S&P/ASX 200 Index (ASX: XJO) stock Reliance Worldwide Corp Ltd (ASX: RWC) hasn't had the best start to 2025.
In afternoon trade today, shares in the global plumbing and heating products company are down 0.2%, changing hands for $4.08 apiece.
That sees the Reliance Worldwide share price down 19.5% year to date and down 18.2% since this time last year.
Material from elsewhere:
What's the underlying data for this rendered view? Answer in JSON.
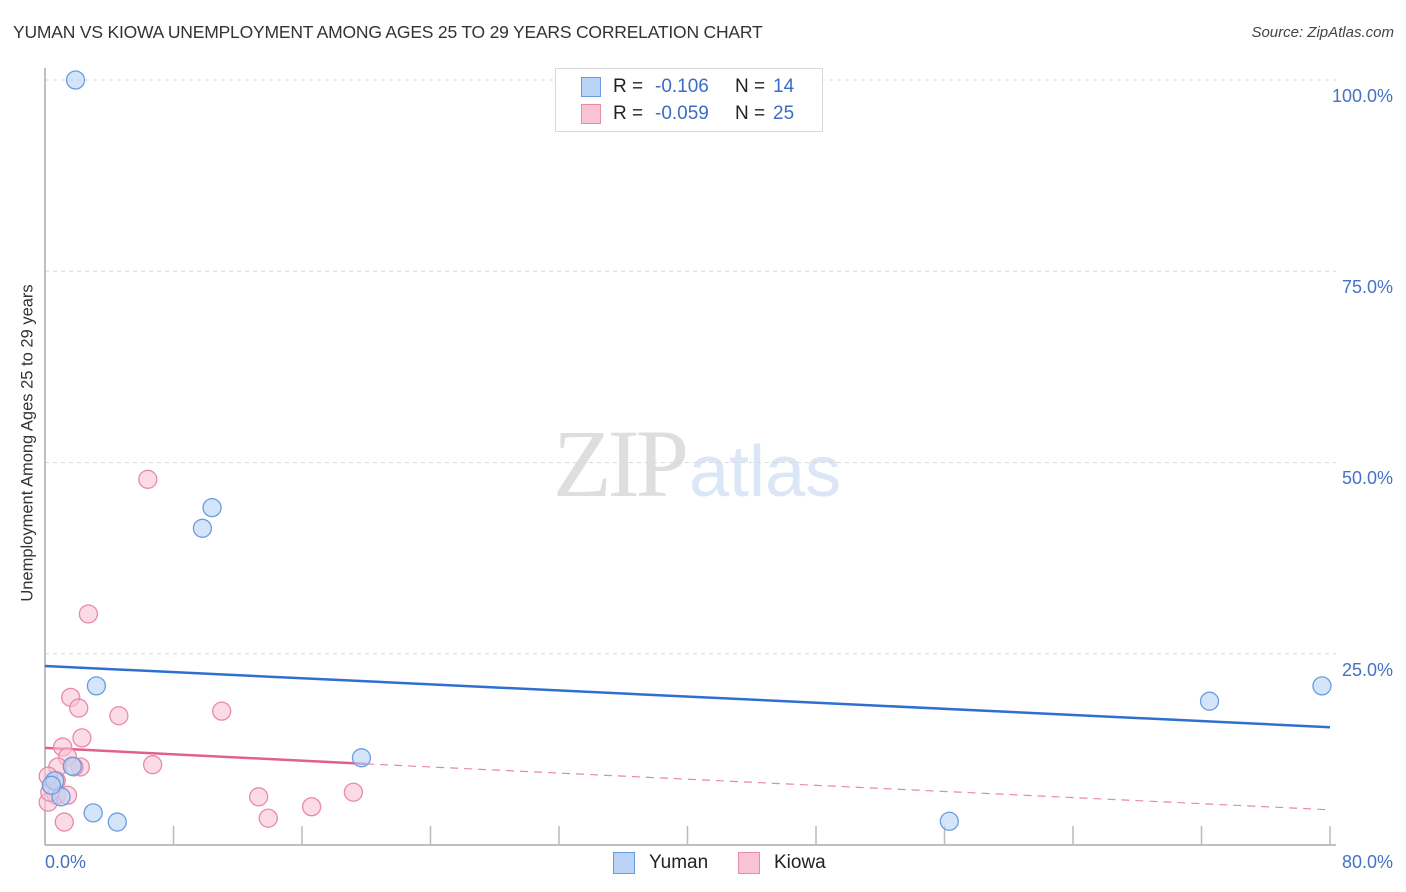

Though that doesn't include the 7.8 cents a share in unfranked dividends the company has paid out over the past year.
At the current share price, the ASX 200 stock trades on a 1.9% trailing dividend yield.
But the year ahead could be much more profitable for shareholders.
That's according to the latest research report from Macquarie Group Ltd (ASX: MQG), released earlier today.
Here's why the broker is bullish on the company.
ASX 200 stock priced for 'worst case scenario'
On Monday, Reliance Worldwide provided an update on the impacts on its business from United States President Donald Trump's global tariff campaign.
The ASX 200 stock said it is "working actively to mitigate the impact of recently introduced US tariffs on imports into the US".
The company noted that it has a significant manufacturing presence in the US. Yet around 48% of the Americas region's cost of goods sold are sourced outside the US. That makes them a potential tariff target.
Those imported goods include raw materials and components as well as finished goods.
Management said they are cutting costs where possible and increasing prices in the US to ease the Trump tariff pain. The ASX 200 stock also noted it is switching product sourcing from China to other countries "given the high level of tariffs now applying to China-sourced product".
But management still expects the Trump tariffs to take a bite out of earnings.
The company stated:
As a result of the actions being undertaken to mitigate US tariffs, RWC expects that the net cost impact of tariffs on FY26 operating earnings (EBITDA) will be in the range of US$25 million to US$35 million.
This cost estimate is based on current tariff rates in place today which include a 145% incremental rate on Chinese imports, 10% reciprocal tariffs and 25% for steel and aluminium imports. Changes to these rates will impact this estimate.
In maintaining its outperform rating on the ASX 200 stock, Macquarie said, "It is important to note that RWC has factored in current tariff settings, which, given increasing suggestions of a deal with China, should be factoring in a worst-case scenario."
The broker concluded:
The macro backdrop remains soft, with the prospect of a recovery moving to the right, but valuation remains in support of our investment thesis. RWC trades at a ~20% discount to its 5-yr average EV/ EBIT.
Trade risks remain, but RWC has shown strong progress in managing impacts.
Macquarie has a 12-month target price of $5.55 on the ASX 200 stock. That represents a potential upside of 36.0% from current levels. And this doesn't include the upcoming dividends.